Theoretically CNS excitability may occur in cases of overdose. In cases where mebeverine was taken in overdose, symptoms were either absent or mild and usually rapidly reversible. Observed symptoms of overdose were of a neurological and cardiovascular nature.

No specific antidote is known and symptomatic treatment is recommended.
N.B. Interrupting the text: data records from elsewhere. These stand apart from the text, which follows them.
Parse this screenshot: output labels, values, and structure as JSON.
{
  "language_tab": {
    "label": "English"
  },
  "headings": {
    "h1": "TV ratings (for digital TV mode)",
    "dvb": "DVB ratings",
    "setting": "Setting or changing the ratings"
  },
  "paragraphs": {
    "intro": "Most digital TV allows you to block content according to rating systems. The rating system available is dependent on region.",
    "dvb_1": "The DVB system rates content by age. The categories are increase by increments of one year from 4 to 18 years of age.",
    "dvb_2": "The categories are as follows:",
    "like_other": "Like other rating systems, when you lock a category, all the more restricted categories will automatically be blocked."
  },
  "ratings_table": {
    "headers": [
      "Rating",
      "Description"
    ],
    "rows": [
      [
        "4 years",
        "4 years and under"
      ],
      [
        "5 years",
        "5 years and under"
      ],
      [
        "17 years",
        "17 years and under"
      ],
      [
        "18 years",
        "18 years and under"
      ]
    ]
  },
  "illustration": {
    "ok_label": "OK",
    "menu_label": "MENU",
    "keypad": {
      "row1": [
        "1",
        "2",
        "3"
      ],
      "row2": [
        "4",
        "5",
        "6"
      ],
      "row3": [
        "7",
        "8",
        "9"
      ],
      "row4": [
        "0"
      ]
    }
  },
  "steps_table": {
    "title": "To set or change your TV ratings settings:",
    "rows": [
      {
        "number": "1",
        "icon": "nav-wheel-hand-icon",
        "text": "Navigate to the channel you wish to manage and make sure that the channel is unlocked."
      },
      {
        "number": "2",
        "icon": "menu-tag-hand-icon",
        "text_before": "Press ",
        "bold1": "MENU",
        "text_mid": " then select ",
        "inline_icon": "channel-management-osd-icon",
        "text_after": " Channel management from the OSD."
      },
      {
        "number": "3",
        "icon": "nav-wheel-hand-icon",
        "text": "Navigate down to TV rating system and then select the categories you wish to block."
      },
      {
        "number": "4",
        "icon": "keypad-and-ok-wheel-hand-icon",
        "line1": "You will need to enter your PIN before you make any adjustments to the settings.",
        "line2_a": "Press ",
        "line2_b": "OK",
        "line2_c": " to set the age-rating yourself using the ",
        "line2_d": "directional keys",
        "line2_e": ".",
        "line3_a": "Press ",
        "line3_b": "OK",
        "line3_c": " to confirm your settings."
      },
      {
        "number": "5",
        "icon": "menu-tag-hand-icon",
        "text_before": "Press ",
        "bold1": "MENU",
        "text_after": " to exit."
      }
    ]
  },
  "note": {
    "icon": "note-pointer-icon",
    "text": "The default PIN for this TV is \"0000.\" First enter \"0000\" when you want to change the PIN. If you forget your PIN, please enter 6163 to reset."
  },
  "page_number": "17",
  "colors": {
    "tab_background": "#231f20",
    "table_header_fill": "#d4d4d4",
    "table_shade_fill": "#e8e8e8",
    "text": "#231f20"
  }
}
Gastric lavage should only be considered in case of multiple intoxication or if discovered within about one hour. Absorption reducing measures are not necessary.

Pharmacotherapeutic group

Synthetic anticholinergics, esters with tertiary amino group.

ATC code: A03A A04.

Mechanism of action

Mebeverine is a musculotropic antispasmodic drug with a direct action on the smooth muscle of the gastrointestinal tract, without affecting normal gut motility. The exact mechanism of action is not known, but multiple mechanisms, such as a decrease in ion channel permeabilities, blockade of noradrenaline reuptake, a local anaesthetic effect, changes in water absorption as well as weak anti-muscarinergic and phosphodiesterase inhibitory effect might contribute to the local effect of mebeverine on the gastrointestinal tract.

Systemic side-effects as seen with typical anticholinergics are absent.

Clinical efficacy and safety

All formulations of mebeverine were generally safe and well tolerated in the recommended dose regimen.

Paediatric population

The safety and efficacy of the product has only been evaluated in adults.

Absorption:

Mebeverine is rapidly and completely absorbed after oral administration of tablets.

Distribution:

No significant accumulation occurs after multiple doses.

Biotransformation:

Mebeverine hydrochloride is mainly metabolized by esterases, which split the ester bonds into veratric acid and mebeverine alcohol firstly.

The main metabolite in plasma is DMAC (demethylated carboxylic acid).

The steady state elimination half-life of DMAC is 2.45 h. During multiple dosing C_max of DMAC for the flim-coated tablets with 135 mg is 1670 ng/ml and t_max is 1 h.

Elimination:

Mebeverine is not excreted as such, but metabolised completely; the metabolites are excreted nearly completely. Veratric acid is excreted into the urine, mebeverine alcohol is also excreted into the urine, partly as the corresponding carboxylic acid (MAC) and partly as the demethylated carboxylic acid (DMAC).

Paediatric population

The safety and efficacy of the product has only been evaluated in adults.

Effects in repeat-dose toxicity studies, after oral and parenteral doses, were indicative of central nervous involvement with behavioural excitation, mainly tremor and convulsions. In the dog, the most sensitive species, these effects were seen at oral doses equivalent to 3 times the maximum recommended clinical dose of 400mg/day based on body surface area (mg/m2) comparisons.

The reproductive toxicity of mebeverine was not sufficiently investigated in animal studies.

There was no indication of teratogenic potential in rats and rabbits. However, embryotoxic effects (reduction in litter size, increased incidence of resorption) were noticed in rats at doses equivalent to twice the maximum daily clinical dose. This effect was not observed in rabbits. No effects on male or female fertility were noted in rats at doses equivalent to the maximum clinical dose.

In conventional in vitro and in vivo genotoxicity tests mebeverine was devoid of genotoxic effects. No carcinogenicity studies have been performed.

Tablet Core:

Lactose monohydrate,

Silicified microcrystalline cellulose,

Sodium starch glycolate (Type A),

Povidone,

Talc (E553b),

Magnesium stearate.

Film-coating:

Poly (vinyl alcohol) - part hydrolyzed (E1203), talc (E553b), titanium dioxide (E171), glycerol monocaprylocaprate (type I) and sodium laurilsulfate.

Not applicable.

36 months

Do not store above 30°C. Store in the original package.

PVC/PVdC-Alu blister containing packs of 7, 10, 12, 14, 15, 18, 20, 21, 28, 30, 56, 60, 84, 90 and 100 tablets are available.

Not all pack sizes may be marketed.

Any unused medicinal product or waste material should be disposed of in accordance with local requirements.